Dias chuvosos têm menos roubos: até mesmo o clima é capaz de influenciar nos índices de criminalidade.| Foto: Aniele Nascimento/Gazeta do Povo

É impossível saber quando e onde você será vítima de um crime. Há locais e circunstâncias em que o risco é maior, como uma rua escura e sem movimento, ou regiões onde os índices de criminalidade são comprovadamente mais altos. Porém, isso não impede que alguém seja roubado na esquina de casa, no meio de uma multidão ou num parque à luz do dia. Somos vítimas do acaso? Nem sempre. Estudos indicam que existe uma série de fatores que contribui para a incidência de determinados crimes em regiões específicas.
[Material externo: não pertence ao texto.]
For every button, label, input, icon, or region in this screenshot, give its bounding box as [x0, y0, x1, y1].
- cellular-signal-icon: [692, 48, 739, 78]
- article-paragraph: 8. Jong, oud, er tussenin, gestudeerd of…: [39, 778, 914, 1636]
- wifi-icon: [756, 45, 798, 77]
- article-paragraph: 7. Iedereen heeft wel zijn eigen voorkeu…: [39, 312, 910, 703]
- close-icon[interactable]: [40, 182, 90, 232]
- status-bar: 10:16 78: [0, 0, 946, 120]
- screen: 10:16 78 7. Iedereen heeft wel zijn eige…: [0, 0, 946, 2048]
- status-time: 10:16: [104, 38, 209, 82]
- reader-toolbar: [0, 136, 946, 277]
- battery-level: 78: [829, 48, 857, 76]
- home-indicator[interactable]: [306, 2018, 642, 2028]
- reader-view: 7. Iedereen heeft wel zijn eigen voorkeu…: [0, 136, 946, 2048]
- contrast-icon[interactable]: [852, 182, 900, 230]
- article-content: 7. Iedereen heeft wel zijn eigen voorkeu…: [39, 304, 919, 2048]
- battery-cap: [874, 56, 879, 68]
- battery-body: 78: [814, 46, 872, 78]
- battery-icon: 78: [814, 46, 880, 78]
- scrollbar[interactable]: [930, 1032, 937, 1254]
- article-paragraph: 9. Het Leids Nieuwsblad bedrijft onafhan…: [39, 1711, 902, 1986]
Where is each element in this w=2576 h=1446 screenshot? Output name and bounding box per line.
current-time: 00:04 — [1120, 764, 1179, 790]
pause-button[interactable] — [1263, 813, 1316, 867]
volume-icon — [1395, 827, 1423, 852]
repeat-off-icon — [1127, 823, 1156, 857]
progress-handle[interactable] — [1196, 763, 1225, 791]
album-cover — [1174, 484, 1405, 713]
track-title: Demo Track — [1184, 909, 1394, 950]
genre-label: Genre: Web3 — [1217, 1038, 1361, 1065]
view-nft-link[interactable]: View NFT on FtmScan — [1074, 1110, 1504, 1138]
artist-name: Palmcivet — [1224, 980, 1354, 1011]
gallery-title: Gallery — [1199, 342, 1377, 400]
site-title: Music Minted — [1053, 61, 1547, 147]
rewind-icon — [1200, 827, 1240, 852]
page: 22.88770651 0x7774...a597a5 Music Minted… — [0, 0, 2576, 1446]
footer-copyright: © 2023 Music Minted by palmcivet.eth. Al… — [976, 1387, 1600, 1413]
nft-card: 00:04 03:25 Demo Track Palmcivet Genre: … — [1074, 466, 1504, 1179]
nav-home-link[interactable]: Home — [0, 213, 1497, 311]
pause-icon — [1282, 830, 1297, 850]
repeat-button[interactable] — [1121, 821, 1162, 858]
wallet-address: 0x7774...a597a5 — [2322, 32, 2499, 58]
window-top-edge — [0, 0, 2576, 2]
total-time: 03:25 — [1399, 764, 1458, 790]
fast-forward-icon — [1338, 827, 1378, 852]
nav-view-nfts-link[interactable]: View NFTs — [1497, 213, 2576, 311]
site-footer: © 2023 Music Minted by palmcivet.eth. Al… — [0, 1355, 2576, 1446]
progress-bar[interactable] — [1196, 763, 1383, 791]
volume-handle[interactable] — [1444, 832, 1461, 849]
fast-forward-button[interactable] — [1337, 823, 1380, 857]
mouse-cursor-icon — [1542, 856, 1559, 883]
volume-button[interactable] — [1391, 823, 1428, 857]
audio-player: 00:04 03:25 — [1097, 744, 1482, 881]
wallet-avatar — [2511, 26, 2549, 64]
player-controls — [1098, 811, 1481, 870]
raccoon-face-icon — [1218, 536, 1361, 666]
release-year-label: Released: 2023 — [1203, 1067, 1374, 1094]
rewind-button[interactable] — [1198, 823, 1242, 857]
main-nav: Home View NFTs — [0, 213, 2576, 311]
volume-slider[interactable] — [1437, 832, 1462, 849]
E, acredite, isso vai desde elementos da arquitetura urbana até as condições climáticas.

Em 2017, um grupo de pesquisadores do Núcleo de Estudos da Violência da Universidade de São Paulo (USP) e da Fundação Getúlio Vargas (FGV) iniciou um trabalho para analisar as estatísticas de criminalidade na capital paulista. O objetivo foi entender a relação entre os padrões de criminalidade e as características de cada região da cidade. Por exemplo: por que em determinada região o roubo de pedestres é mais frequente e em outra há maior incidência de roubos de automóveis? A partir desse trabalho será iniciado um novo projeto, que pretende aprofundar essa análise e criar mecanismos que ajudem o poder público a atuar na prevenção à criminalidade.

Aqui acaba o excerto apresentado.